In [2]:
import torch
from transformers import AutoModelForCausalLM, AutoTokenizer, GPT2Tokenizer
from fancy_einsum import einsum

#### GPT2-medium

In [3]:
model_name = "gpt2-medium"
model = AutoModelForCausalLM.from_pretrained(model_name)
tokenizer = AutoTokenizer.from_pretrained(model_name)

In [4]:
token_embeds = model.transformer.wte.weight
value_vectors = torch.cat(
    [
        model.transformer.h[layer_idx].mlp.c_proj.weight
        for layer_idx in range(model.config.num_hidden_layers)
    ],
    dim=0,
)
print(value_vectors.shape)

torch.Size([98304, 1024])


In [5]:
seed_token_toxic = ["fuck", "shit", "crap"]
seed_token_non_toxic = ["hello", "thanks", "friend", "peace", "welcome"]

toxic_token_id = [
    tokenizer(tok, add_special_tokens=False)["input_ids"][0]
    for tok in seed_token_toxic
    if len(tokenizer(tok, add_special_tokens=False)["input_ids"]) == 1
]

non_toxic_token_id = [
    tokenizer(tok, add_special_tokens=False)["input_ids"][0]
    for tok in seed_token_non_toxic
    if len(tokenizer(tok, add_special_tokens=False)["input_ids"]) == 1
]

print("Toxic token IDs:", toxic_token_id)
print("Non-toxic token IDs:", non_toxic_token_id)

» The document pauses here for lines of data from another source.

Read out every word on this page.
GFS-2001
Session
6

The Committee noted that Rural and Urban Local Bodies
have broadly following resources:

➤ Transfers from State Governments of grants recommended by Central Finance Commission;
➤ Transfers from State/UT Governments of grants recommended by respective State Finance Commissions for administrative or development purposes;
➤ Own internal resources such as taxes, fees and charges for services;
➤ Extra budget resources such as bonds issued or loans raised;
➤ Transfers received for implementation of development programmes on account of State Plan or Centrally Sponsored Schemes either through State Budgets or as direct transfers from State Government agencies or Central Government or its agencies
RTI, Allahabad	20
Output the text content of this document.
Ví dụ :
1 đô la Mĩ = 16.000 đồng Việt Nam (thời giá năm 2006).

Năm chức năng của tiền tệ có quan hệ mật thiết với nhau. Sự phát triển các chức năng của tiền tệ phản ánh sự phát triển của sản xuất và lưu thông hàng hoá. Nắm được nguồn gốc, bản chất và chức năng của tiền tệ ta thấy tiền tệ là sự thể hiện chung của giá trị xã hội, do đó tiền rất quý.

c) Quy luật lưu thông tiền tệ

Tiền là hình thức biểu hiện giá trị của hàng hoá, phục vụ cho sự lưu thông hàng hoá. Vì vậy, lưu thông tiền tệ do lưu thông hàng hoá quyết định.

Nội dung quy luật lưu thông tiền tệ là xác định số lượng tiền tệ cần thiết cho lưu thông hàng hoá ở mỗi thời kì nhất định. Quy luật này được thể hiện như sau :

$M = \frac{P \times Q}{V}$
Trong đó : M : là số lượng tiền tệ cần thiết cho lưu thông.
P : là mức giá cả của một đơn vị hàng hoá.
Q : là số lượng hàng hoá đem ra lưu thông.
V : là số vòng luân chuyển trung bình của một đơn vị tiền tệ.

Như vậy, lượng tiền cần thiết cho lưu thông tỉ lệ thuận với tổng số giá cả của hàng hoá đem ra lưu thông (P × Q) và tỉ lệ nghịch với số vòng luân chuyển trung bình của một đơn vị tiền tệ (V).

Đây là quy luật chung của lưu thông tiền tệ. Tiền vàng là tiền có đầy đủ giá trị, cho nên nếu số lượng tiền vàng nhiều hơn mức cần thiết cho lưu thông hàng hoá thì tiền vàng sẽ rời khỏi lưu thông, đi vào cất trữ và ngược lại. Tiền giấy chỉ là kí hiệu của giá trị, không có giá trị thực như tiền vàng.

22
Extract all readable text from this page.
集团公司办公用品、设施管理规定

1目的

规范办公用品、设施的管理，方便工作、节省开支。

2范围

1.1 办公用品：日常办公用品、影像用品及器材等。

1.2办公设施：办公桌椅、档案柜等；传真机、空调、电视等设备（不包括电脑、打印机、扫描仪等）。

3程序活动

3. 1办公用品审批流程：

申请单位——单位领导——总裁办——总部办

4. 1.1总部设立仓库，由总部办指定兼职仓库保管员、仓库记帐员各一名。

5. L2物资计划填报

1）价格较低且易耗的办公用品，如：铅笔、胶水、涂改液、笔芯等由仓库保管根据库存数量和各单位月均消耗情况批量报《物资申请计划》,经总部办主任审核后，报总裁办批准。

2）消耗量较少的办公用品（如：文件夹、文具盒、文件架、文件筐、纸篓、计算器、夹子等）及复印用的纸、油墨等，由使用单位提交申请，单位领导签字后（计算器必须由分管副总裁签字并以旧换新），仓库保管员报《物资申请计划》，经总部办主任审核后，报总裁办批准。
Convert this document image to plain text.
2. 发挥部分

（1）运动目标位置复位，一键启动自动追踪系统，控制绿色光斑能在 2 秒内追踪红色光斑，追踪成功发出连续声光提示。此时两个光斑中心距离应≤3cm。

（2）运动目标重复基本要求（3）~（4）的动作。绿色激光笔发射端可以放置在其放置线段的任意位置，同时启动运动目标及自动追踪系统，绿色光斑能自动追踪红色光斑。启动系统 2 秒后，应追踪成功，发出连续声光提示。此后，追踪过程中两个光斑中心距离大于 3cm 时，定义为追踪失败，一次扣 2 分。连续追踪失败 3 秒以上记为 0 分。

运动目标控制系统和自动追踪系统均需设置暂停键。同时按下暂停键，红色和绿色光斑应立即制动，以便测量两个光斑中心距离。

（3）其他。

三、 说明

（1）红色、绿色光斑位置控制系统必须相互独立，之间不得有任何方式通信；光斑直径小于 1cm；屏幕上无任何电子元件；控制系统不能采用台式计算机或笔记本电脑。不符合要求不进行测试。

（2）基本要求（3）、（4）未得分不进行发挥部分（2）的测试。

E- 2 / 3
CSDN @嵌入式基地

toxic_embed = token_embeds[toxic_token_id].mean(dim=0)
non_toxic_embed = token_embeds[non_toxic_token_id].mean(dim=0)

Toxic token IDs: [31699, 16211]
Non-toxic token IDs: [31373, 27547, 6726, 22988]


In [6]:

def unembed_to_text(vector, model, tokenizer, k=10):
    norm = model.transformer.ln_f
    lm_head = model.lm_head.weight
    dots = einsum("vocab d_model, d_model -> vocab", lm_head, norm(vector))
    top_k = dots.topk(k).indices
    return tokenizer.batch_decode(top_k, skip_special_tokens=True)

In [7]:

k = 20
norm = model.transformer.ln_f

target_vec = toxic_embed - non_toxic_embed
dot_prods = einsum("value_vecs d_model, d_model -> value_vecs", norm(value_vectors), target_vec)
top_value_vecs = dot_prods.topk(k).indices
for vec_idx in top_value_vecs:
    print(f"Value vec: Layer {vec_idx // 4096}, index {vec_idx % 4096}")
    print(unembed_to_text(value_vectors[vec_idx], model, tokenizer))

Value vec: Layer 19, index 770
[' shit', ' ass', ' crap', ' fuck', ' garbage', ' asses', ' cunt', ' trash', ' dick', 'shit']
Value vec: Layer 12, index 882
['fuck', ' shit', ' piss', 'Fuck', ' hilar', 'shit', ' stupidity', ' poop', ' shitty', ' stupid']
Value vec: Layer 15, index 659
[' dudes', ' stuff', ' dude', ' shit', ' kinda', ' fuckin', ' goddamn', ' badass', ' blah', ' pretty']
Value vec: Layer 17, index 2877
[' kinda', ' stuff', ' fuckin', ' guys', ' yeah', ' gonna', ' dudes', ' crap', ' gotta', ' guy']
Value vec: Layer 13, index 4065
[' fuck', ' fucking', ' piss', ' goddamn', ' shit', ' godd', ' damned', ' damn', ' crap', ' shri']
Value vec: Layer 19, index 1767
[' fucking', ' dudes', ' fuckin', ' goddamn', ' shit', ' shitty', ' dude', ' kinda', ' guys', ' gotta']
Value vec: Layer 7, index 3358
[' crap', ' shri', ' shit', ' whine', ' Godd', ' bullshit', ' gigg', ' euphem', ' goddamn', 'uphem']
Value vec: Layer 8, index 1079
[' crap', ' dudes', ' kinda', ' dude', ' crappy', ' g

In [8]:
print(unembed_to_text(target_vec, model, tokenizer))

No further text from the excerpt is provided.